Pour les carburants terrestres, le SEA n'a pas non plus vocation à générer des projets de recherche sur les produits. Il est simplement un acteur qui achète ce qui existe sur le territoire et suit la réglementation. Notre objectif n'est pas de mener des recherches en amont.
En ce qui concerne les stocks stratégiques demandés au SEA, ils correspondent à des directives de l'EMA qui nous imposent un certain nombre de mois d'autonomie. Aujourd'hui, nous avons 200 000 mètres cubes de stocks stratégiques pour les carburéacteurs. Nous sommes à peu près à quatre ou cinq mois de capacité de stockage. Bien entendu, les nouveaux matériels, notamment Scorpion, vont consommer beaucoup plus que nos anciens véhicules de l'avant blindés (VAB), sans climatisation, plus légers et plus rustiques. Les nouveaux matériels sont plus lourds et nécessitent une logistique beaucoup plus importante. Lorsqu'on passe d'un avion de combat à un réacteur à un avion de combat à deux réacteurs, on augmente nécessairement la consommation de carburant.

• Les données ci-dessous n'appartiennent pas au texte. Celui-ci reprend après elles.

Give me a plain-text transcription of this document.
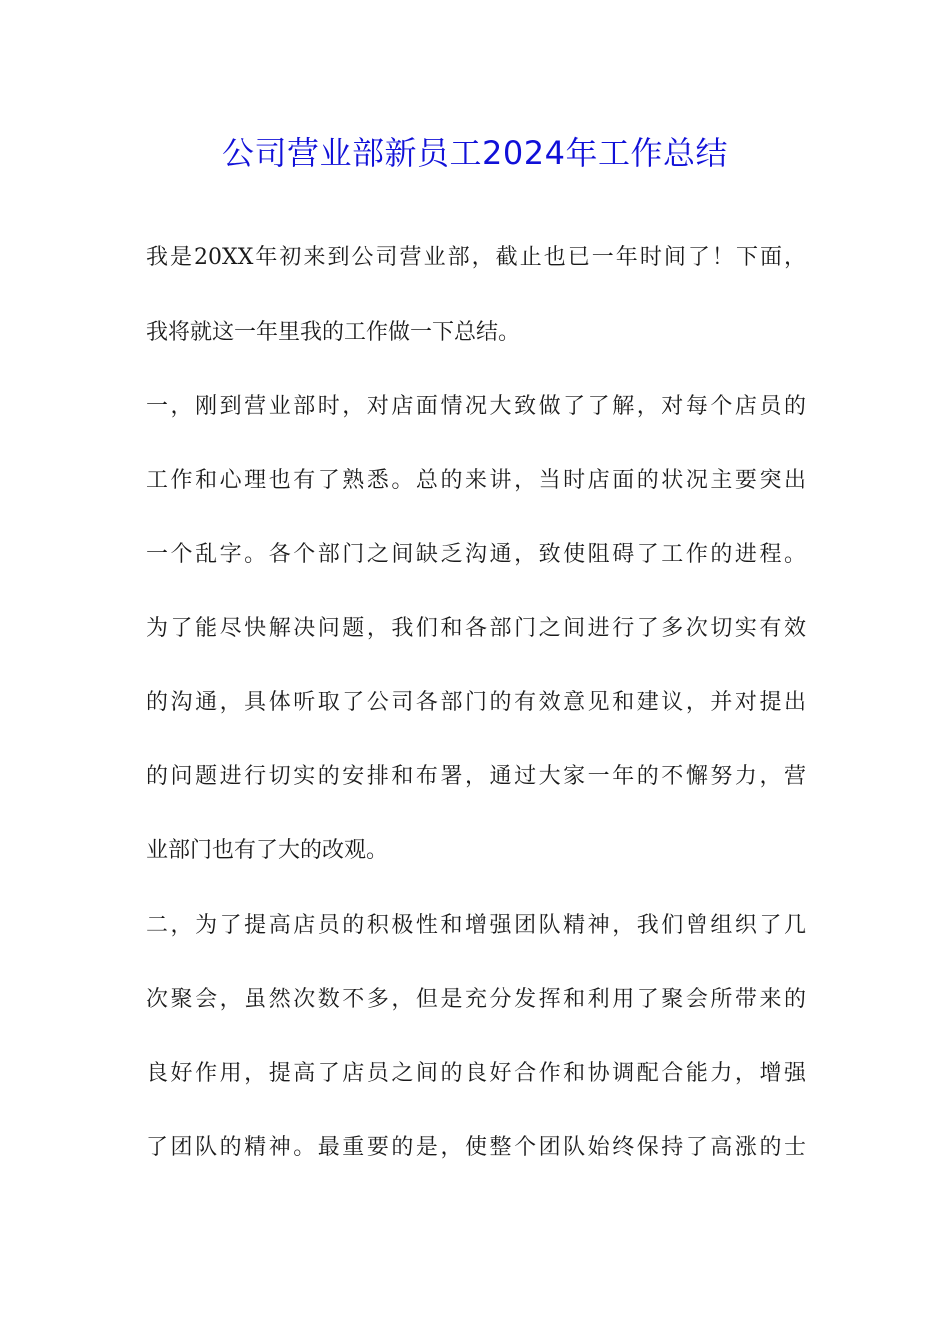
公司营业部新员工2024年工作总结

我是20XX年初来到公司营业部，截止也已一年时间了！下面，

我将就这一年里我的工作做一下总结。

一，刚到营业部时，对店面情况大致做了了解，对每个店员的

工作和心理也有了熟悉。总的来讲，当时店面的状况主要突出

一个乱字。各个部门之间缺乏沟通，致使阻碍了工作的进程。

为了能尽快解决问题，我们和各部门之间进行了多次切实有效

的沟通，具体听取了公司各部门的有效意见和建议，并对提出

的问题进行切实的安排和布署，通过大家一年的不懈努力，营

业部门也有了大的改观。

二，为了提高店员的积极性和增强团队精神，我们曾组织了几

次聚会，虽然次数不多，但是充分发挥和利用了聚会所带来的

良好作用，提高了店员之间的良好合作和协调配合能力，增强

了团队的精神。最重要的是，使整个团队始终保持了高涨的士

Toutes ces évolutions nous conduisent à prévoir, pour les années à venir, une augmentation de l'ordre de 20 % des consommations, qui passeront d'environ 800 000 à un million de mètres cubes par an. Cette augmentation s'accompagnera de celle des taxes. Je rappelle que le SEA, comme toute organisation, paie la taxe intérieure de consommation sur les produits énergétiques (TICPE) et la TVA sur les produits pétroliers.
Actuellement, nos stocks stratégiques sont centrés sur deux produits : le carburéacteur pour les avions et le gazole marine pour les bateaux. Demain, on nous demandera probablement de stocker de l'essence puisque nous avons un parc de véhicules, notamment de la gamme commerciale, de plus en plus orienté vers des motorisations essence. Ce sont évidemment des véhicules que je ne souhaite pas voir projetés sur les théâtres d'opération, l'essence étant de très mauvaise qualité ailleurs qu'en Europe. L'évolution de la réglementation et la volonté du Gouvernement de voir le gazole en partie abandonné, vont sans doute nous obliger à stocker bientôt de l'essence, ce qui ne se faisait plus depuis une cinquantaine d'années mais nous permettra d'être résilients en cas de crise économique.